The rebrand, unveiled in India on 27 February, 2026, marks a structural shift in business model and identity. Once synonymous with married dating, the company now describes itself as the “premier destination for discreet dating” under a new tagline: Where Desire Meets Discretion.
The pivot is data-driven. Internal figures show that 57 per cent of global sign-ups between 1 January and 31 December, 2025 identified as single: a notable departure from the platform’s married core. The company argues that its community has already evolved beyond its original positioning.
“In an age where our lives have been constantly put on public display, privacy has become the new luxury,” said Ashley Madison chief strategy officer Paul Keable. He framed the platform’s offering as “ethical discretion” for singles, separated, divorced and non-monogamous users seeking private connections.

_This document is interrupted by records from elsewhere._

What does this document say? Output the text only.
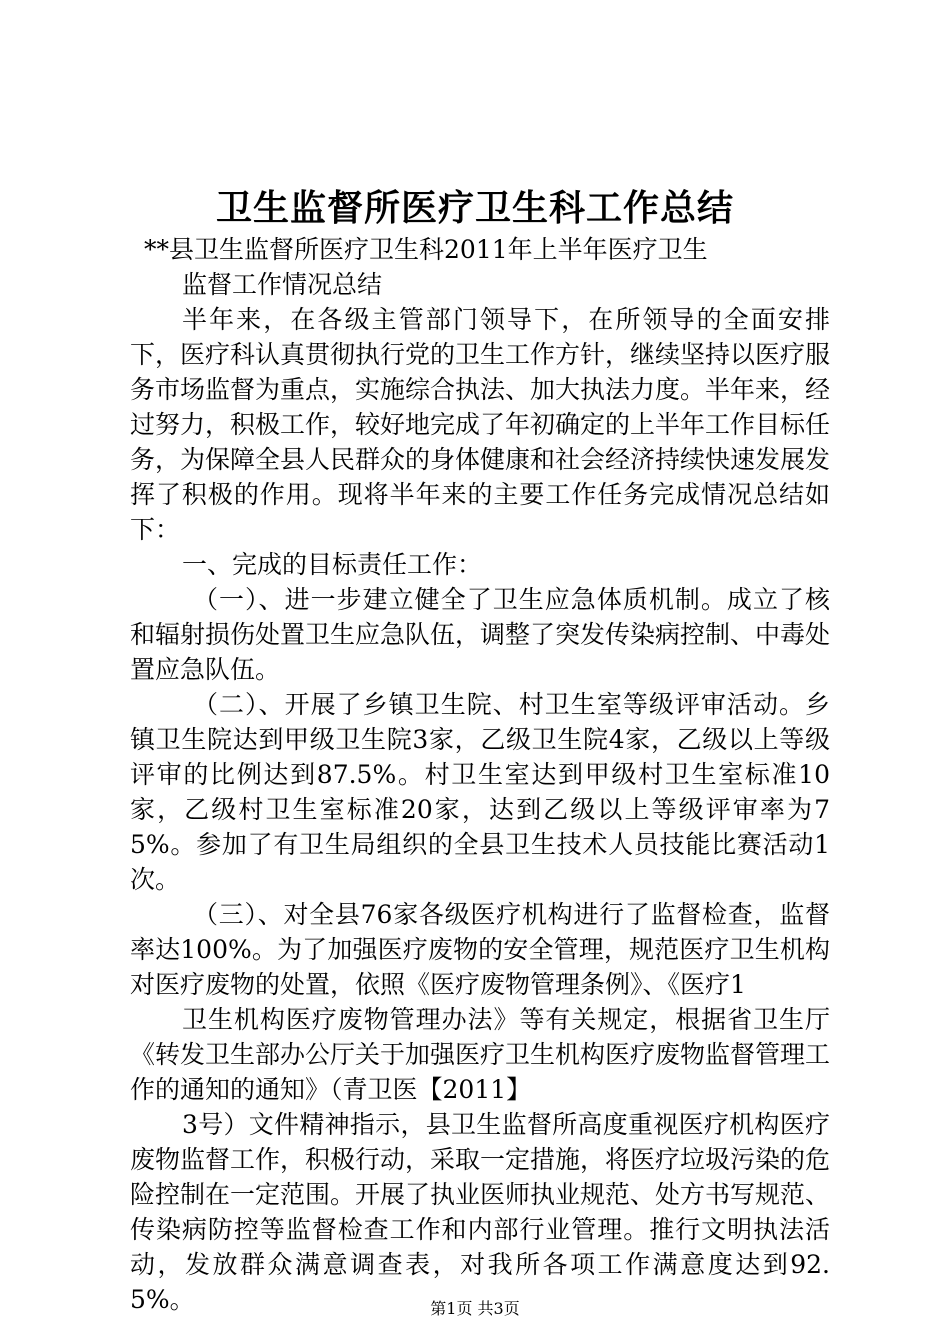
卫生监督所医疗卫生科工作总结
**县卫生监督所医疗卫生科2011年上半年医疗卫生
监督工作情况总结

半年来，在各级主管部门领导下，在所领导的全面安排下，医疗科认真贯彻执行党的卫生工作方针，继续坚持以医疗服务市场监督为重点，实施综合执法、加大执法力度。半年来，经过努力，积极工作，较好地完成了年初确定的上半年工作目标任务，为保障全县人民群众的身体健康和社会经济持续快速发展发挥了积极的作用。现将半年来的主要工作任务完成情况总结如下：

一、完成的目标责任工作：

（一）、进一步建立健全了卫生应急体质机制。成立了核和辐射损伤处置卫生应急队伍，调整了突发传染病控制、中毒处置应急队伍。

（二）、开展了乡镇卫生院、村卫生室等级评审活动。乡镇卫生院达到甲级卫生院3家，乙级卫生院4家，乙级以上等级评审的比例达到87.5%。村卫生室达到甲级村卫生室标准10家，乙级村卫生室标准20家，达到乙级以上等级评审率为75%。参加了有卫生局组织的全县卫生技术人员技能比赛活动1次。

（三）、对全县76家各级医疗机构进行了监督检查，监督率达100%。为了加强医疗废物的安全管理，规范医疗卫生机构对医疗废物的处置，依照《医疗废物管理条例》、《医疗1

卫生机构医疗废物管理办法》等有关规定，根据省卫生厅《转发卫生部办公厅关于加强医疗卫生机构医疗废物监督管理工作的通知的通知》（青卫医【2011】

3号）文件精神指示，县卫生监督所高度重视医疗机构医疗废物监督工作，积极行动，采取一定措施，将医疗垃圾污染的危险控制在一定范围。开展了执业医师执业规范、处方书写规范、传染病防控等监督检查工作和内部行业管理。推行文明执法活动，发放群众满意调查表，对我所各项工作满意度达到92.5%。	第1页 共3页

The shift also taps into wider digital fatigue. A global survey conducted by YouGov for Ashley Madison, covering 13,071 adults across Australia, Brazil, Canada, Germany, India, Italy, Mexico, Spain, Switzerland, the UK and the US, found mounting discomfort with hyper-public online lives.
Among dating app users, 30 per cent cited constant swiping and messaging as a source of fatigue, while 24 per cent pointed to pressure to curate public-facing profiles and early personal disclosure. Some 27 per cent said fears of screenshots or information being shared contributed to exhaustion; an equal share cited unwanted attention.
The retreat from oversharing appears broader. According to the survey, 46 per cent of adults actively try to keep most aspects of their life private online. Only 8 per cent feel comfortable sharing most aspects publicly, while 35 per cent say they are becoming more selective about what they disclose.
Ashley Madison is betting that this cultural recalibration towards controlled visibility can be monetised. By doubling down on privacy infrastructure and reframing itself around discretion rather than infidelity, the company is attempting to convert reputational baggage into a premium proposition.